L’Associazione nazionale magistrati risponde alla spiegazione di Giorgia Meloni sulle cause della liberazione del generale libico Almasri, rimpatriato con un volo di Stato. La presidente del Consiglio, sabato, aveva sostenuto che era stato rilasciato “non per scelta del governo” ma “su disposizione della magistratura” e poi espulso perché, come aveva già affermato il ministro dell’Interno Matteo Piantedosi, “soggetto pericoloso”.
La spiegazione non è andata giù al sindacato dei magistrati: “In realtà, Almasri è stato liberato lo scorso 21 gennaio per inerzia del ministro della Giustizia che avrebbe potuto – perché notiziato dalla polizia giudiziaria il 19 gennaio e dalla Corte d’appello di Roma il 20 gennaio -, e dovuto, per rispetto degli obblighi internazionali, chiederne la custodia cautelare in vista della consegna alla Corte penale internazionale”, è stata la dura risposta della Giunta esecutiva centrale dell’Anm.
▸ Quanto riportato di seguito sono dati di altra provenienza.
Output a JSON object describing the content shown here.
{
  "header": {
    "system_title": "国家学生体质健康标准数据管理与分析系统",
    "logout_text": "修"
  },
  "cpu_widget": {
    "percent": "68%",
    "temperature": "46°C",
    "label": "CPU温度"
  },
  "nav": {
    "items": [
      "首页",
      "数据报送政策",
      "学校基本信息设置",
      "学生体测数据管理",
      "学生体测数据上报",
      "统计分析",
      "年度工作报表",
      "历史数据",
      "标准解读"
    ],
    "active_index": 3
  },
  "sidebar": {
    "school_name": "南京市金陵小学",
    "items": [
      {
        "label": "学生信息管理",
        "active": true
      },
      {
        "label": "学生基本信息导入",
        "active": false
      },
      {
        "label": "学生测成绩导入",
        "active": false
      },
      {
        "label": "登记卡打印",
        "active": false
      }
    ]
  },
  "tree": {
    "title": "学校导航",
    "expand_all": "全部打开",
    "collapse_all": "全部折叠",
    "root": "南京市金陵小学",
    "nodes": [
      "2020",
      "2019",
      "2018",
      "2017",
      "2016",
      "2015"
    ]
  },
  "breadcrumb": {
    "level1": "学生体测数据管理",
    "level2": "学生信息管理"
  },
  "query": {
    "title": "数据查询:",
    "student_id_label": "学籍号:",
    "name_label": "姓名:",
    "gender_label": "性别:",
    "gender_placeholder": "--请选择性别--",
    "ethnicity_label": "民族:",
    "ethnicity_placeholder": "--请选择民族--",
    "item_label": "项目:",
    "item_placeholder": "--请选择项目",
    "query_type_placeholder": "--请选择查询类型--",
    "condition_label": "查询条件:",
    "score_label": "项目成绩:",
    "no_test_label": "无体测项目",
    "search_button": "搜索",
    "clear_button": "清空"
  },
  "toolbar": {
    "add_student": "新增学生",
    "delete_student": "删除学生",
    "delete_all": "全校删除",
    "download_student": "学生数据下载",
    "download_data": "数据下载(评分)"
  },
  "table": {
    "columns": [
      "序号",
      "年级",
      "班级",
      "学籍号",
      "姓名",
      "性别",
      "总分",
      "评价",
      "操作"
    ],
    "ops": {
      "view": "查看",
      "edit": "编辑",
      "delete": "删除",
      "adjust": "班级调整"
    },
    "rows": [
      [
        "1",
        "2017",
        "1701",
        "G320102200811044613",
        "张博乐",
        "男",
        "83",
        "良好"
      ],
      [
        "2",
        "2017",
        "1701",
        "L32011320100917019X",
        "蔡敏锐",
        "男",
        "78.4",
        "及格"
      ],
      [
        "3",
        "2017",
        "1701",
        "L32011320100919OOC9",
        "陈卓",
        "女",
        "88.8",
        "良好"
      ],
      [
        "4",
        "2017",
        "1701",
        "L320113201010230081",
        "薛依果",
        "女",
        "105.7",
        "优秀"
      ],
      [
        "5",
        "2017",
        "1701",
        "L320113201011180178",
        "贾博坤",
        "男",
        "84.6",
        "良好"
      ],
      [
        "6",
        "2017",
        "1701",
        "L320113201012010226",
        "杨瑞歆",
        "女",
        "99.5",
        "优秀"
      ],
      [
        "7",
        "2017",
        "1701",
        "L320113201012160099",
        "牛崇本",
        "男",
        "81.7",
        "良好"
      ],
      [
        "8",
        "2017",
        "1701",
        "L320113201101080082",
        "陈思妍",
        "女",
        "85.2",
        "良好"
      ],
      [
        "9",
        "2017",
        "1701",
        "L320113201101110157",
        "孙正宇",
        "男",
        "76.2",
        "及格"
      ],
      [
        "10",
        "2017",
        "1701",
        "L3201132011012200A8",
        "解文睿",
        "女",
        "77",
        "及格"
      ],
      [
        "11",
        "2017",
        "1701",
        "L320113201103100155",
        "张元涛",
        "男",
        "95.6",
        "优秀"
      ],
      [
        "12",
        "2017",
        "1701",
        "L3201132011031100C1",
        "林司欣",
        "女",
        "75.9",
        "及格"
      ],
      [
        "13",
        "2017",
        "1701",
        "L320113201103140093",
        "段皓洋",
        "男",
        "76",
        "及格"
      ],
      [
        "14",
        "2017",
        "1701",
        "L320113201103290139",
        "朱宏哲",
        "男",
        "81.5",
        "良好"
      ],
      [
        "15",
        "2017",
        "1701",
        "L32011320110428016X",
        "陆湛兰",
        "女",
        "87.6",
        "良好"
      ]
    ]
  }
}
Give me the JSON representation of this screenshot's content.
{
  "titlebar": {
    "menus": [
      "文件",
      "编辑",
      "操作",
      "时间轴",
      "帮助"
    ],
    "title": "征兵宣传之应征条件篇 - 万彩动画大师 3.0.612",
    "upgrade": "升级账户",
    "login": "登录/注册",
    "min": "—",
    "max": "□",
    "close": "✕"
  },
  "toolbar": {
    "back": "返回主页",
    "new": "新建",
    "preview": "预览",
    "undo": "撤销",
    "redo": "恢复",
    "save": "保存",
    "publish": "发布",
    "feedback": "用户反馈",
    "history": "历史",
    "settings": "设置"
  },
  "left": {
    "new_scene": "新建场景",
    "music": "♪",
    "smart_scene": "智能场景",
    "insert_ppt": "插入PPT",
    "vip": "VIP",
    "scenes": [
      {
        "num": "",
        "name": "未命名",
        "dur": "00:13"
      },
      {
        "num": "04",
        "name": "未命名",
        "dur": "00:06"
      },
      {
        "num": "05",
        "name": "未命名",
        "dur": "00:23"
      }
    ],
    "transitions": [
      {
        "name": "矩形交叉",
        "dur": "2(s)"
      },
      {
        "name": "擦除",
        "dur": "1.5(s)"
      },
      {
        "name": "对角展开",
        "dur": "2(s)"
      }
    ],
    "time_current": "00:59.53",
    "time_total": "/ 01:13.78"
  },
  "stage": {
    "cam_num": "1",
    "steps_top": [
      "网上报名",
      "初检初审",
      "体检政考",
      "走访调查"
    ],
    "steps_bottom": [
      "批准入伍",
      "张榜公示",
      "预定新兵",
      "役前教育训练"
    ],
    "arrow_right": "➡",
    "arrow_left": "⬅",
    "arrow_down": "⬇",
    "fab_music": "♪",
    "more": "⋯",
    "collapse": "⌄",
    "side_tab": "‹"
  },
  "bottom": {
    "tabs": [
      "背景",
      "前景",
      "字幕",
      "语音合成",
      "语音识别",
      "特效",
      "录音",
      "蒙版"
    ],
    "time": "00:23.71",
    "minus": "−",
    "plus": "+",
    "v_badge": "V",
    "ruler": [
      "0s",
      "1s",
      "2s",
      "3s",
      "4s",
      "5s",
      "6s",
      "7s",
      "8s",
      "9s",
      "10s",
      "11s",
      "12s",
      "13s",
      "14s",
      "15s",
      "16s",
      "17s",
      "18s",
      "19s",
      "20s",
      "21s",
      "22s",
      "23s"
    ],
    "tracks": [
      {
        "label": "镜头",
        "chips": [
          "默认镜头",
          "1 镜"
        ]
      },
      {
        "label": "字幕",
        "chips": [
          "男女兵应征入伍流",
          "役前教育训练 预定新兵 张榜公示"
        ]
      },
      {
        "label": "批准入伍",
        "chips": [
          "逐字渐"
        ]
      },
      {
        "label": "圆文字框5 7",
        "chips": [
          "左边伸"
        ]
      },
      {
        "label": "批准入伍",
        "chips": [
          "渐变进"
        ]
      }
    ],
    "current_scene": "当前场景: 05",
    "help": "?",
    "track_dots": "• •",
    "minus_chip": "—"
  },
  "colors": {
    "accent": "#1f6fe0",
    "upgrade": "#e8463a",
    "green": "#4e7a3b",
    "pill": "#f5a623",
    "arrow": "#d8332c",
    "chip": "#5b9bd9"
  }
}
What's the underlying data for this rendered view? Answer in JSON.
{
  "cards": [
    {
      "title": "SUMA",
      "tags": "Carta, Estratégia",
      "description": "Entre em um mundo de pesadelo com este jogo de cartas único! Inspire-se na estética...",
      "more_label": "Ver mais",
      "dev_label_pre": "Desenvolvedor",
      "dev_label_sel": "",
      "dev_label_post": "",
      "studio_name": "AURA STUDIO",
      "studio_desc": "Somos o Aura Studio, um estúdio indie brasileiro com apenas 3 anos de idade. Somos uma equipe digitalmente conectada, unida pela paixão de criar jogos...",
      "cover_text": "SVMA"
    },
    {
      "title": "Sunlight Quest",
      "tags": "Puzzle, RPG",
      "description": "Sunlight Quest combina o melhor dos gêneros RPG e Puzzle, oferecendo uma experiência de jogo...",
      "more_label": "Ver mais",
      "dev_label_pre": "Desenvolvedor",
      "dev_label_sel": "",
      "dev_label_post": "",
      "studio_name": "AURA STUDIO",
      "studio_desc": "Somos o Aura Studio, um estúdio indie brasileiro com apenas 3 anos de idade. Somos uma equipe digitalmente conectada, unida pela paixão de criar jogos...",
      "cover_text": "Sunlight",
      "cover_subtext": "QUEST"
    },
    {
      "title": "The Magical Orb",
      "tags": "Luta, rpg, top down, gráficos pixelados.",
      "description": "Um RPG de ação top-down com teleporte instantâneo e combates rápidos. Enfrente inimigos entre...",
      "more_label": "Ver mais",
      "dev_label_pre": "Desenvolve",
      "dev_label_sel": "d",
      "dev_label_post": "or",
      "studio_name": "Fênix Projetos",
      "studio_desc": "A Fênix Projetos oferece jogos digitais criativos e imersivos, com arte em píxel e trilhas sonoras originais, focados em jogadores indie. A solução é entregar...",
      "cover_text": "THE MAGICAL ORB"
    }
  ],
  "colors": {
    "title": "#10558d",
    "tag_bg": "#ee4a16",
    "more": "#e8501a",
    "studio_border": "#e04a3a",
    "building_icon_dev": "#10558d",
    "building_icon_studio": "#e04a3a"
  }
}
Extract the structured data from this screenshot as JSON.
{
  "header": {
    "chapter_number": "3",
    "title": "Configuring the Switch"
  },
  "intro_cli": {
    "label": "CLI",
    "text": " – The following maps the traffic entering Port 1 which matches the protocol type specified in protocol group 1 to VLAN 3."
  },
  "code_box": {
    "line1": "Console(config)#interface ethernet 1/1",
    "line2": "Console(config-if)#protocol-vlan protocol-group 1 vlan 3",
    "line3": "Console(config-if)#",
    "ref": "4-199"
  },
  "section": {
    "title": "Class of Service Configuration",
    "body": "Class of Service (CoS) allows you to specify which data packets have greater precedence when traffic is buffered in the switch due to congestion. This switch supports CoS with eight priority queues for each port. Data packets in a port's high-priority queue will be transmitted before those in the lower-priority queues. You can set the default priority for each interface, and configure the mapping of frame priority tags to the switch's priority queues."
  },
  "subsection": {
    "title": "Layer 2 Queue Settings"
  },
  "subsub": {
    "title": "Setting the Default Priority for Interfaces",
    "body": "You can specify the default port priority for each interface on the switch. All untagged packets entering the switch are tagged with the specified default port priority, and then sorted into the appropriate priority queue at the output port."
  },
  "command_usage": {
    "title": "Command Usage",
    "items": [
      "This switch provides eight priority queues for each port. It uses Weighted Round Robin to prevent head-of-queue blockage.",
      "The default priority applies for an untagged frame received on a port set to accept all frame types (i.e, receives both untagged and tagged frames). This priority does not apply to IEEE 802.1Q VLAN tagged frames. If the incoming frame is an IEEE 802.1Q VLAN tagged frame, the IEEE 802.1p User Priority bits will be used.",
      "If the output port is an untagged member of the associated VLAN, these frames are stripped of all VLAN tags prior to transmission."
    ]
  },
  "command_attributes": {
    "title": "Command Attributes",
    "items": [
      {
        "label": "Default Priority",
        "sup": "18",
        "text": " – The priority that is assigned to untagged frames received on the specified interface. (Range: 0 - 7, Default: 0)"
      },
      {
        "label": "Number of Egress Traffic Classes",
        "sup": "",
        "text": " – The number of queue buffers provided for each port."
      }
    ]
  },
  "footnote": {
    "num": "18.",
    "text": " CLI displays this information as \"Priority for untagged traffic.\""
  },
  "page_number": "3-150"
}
La corte de L’Aja, rimarca, che “aveva spiccato, nei suoi confronti, mandato di cattura per crimini contro l’umanità e crimini di guerra commessi nella prigione di Mitiga”. L’associazione ha quindi insistito per “amor di verità”, come si legge nella nota, nella “scelta politica” dietro il suo rimpatrio e nel “silenzio del Guardasigilli” che era “il solo deputato a domandare all’autorità giudiziaria una misura coercitiva”. Per questo, sottolinea l’Anm, Almasri è stato liberato e riaccompagnato in Libia “seppur indagato per atroci crimini”.